Similarly, because the borrower failed to allege any actual harm or damages, she also failed to sufficiently allege a breach of fiduciary duty claim against the trustee. Moreover, the Court held the borrower’s lis pendens did not require the trustee to postpone the sale. “[N]otice of lis pendens . . . is not an injunction.” Id., at *9. The Court further highlighted the conspicuous absence of the filing of any injunction by the borrower, by counsel.

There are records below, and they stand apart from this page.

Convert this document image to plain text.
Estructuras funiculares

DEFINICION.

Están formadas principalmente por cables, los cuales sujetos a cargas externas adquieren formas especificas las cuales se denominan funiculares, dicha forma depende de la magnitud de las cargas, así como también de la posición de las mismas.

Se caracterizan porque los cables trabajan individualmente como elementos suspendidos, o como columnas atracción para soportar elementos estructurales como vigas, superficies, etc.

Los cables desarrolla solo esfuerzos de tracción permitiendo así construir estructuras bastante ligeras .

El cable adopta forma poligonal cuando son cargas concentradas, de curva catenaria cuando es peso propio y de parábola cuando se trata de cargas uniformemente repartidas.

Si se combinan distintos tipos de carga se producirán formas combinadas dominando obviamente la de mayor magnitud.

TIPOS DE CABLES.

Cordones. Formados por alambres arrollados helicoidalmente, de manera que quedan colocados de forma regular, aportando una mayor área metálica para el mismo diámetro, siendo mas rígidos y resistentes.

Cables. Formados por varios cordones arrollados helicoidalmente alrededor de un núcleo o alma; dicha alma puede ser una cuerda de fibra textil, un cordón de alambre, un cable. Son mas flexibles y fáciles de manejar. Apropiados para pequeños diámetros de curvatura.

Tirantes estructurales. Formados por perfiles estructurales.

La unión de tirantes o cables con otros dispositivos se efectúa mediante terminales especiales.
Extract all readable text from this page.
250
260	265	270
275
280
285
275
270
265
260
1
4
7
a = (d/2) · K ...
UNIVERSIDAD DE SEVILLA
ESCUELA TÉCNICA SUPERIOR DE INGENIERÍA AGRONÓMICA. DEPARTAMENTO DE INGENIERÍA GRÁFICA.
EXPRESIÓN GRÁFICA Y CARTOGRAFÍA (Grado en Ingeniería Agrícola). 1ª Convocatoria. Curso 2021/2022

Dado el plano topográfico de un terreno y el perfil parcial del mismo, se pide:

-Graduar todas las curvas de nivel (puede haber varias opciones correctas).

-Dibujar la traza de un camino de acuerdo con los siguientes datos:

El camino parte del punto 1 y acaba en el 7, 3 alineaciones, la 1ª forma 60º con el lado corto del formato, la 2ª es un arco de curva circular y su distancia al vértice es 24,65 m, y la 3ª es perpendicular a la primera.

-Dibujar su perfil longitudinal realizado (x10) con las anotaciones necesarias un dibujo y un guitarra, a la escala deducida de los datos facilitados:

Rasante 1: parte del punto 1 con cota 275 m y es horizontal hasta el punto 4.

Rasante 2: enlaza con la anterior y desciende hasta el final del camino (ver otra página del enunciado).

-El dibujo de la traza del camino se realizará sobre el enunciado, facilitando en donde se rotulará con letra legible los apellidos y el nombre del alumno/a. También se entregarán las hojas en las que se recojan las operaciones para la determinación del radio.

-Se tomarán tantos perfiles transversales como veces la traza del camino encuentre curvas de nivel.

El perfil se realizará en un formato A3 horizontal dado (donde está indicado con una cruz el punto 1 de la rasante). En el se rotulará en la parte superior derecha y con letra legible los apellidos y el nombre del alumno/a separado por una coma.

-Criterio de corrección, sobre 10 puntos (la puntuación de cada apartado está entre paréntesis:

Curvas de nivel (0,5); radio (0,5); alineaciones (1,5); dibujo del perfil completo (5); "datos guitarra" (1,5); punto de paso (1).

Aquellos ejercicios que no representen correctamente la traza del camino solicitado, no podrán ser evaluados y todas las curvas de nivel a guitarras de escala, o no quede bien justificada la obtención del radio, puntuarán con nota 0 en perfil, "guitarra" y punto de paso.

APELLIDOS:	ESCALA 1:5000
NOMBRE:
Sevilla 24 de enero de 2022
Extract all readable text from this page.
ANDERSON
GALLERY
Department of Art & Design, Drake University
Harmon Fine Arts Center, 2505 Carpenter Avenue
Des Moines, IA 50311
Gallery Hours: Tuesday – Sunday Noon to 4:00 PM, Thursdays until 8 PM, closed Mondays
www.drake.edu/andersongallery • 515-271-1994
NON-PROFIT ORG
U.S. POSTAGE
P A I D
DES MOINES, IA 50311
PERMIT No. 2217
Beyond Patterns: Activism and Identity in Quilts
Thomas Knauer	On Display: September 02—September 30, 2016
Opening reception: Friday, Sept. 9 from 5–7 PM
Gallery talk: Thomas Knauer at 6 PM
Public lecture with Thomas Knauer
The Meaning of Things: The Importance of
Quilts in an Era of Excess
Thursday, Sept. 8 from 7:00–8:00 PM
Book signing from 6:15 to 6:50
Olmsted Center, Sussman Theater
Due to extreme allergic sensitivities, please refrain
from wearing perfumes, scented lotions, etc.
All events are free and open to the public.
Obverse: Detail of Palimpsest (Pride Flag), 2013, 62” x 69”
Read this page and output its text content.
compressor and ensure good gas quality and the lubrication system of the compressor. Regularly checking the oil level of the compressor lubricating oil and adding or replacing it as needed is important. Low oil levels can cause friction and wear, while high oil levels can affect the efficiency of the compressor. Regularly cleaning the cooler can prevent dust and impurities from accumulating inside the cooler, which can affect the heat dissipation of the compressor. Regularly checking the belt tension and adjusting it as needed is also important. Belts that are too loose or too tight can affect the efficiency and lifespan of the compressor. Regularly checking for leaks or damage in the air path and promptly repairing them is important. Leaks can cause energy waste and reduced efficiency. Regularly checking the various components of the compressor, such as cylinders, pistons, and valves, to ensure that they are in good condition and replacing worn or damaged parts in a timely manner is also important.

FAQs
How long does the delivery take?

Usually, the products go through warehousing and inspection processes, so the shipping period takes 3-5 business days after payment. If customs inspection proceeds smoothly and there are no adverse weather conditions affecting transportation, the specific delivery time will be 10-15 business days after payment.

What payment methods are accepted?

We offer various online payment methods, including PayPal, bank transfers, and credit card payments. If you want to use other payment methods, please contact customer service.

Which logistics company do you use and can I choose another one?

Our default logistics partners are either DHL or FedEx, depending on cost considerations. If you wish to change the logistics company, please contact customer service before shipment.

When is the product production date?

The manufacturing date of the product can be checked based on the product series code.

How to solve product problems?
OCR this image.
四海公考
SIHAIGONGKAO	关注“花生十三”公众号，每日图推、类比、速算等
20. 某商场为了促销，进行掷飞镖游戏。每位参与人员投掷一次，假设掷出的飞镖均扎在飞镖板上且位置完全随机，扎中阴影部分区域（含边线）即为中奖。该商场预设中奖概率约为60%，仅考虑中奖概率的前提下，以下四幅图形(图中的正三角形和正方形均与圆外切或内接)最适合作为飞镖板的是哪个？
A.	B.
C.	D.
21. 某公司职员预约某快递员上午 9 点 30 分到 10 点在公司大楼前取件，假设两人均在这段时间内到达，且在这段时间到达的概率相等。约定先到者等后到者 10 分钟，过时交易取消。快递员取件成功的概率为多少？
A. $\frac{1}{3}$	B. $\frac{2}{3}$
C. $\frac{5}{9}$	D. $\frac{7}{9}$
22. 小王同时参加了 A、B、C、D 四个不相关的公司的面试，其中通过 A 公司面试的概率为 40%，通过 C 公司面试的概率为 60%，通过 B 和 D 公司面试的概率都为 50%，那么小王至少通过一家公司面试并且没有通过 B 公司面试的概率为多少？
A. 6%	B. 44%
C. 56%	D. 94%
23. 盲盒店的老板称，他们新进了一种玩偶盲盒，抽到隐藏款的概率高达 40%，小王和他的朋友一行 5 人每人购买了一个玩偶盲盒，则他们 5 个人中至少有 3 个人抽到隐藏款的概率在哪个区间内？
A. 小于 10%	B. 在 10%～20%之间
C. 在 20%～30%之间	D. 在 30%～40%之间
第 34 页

On a micro level, creditors likely have a new tool in their toolkits to stave off foreclosure contests based upon technical challenges to sale prerequisites when causation and damage elements are inadequately pled by borrowers and they fail to establish the ability to reinstate. A borrower must plead she would have been able to pay funds sufficient to reinstate the loan if the lender had provided the reinstatement figure, to establish damages in her breach of contract claim and entitlement to the extraordinary remedy of rescission for such a breach of contract claim. In sum, plaintiffs, be duly warned: Virginia courts say “show me the money!”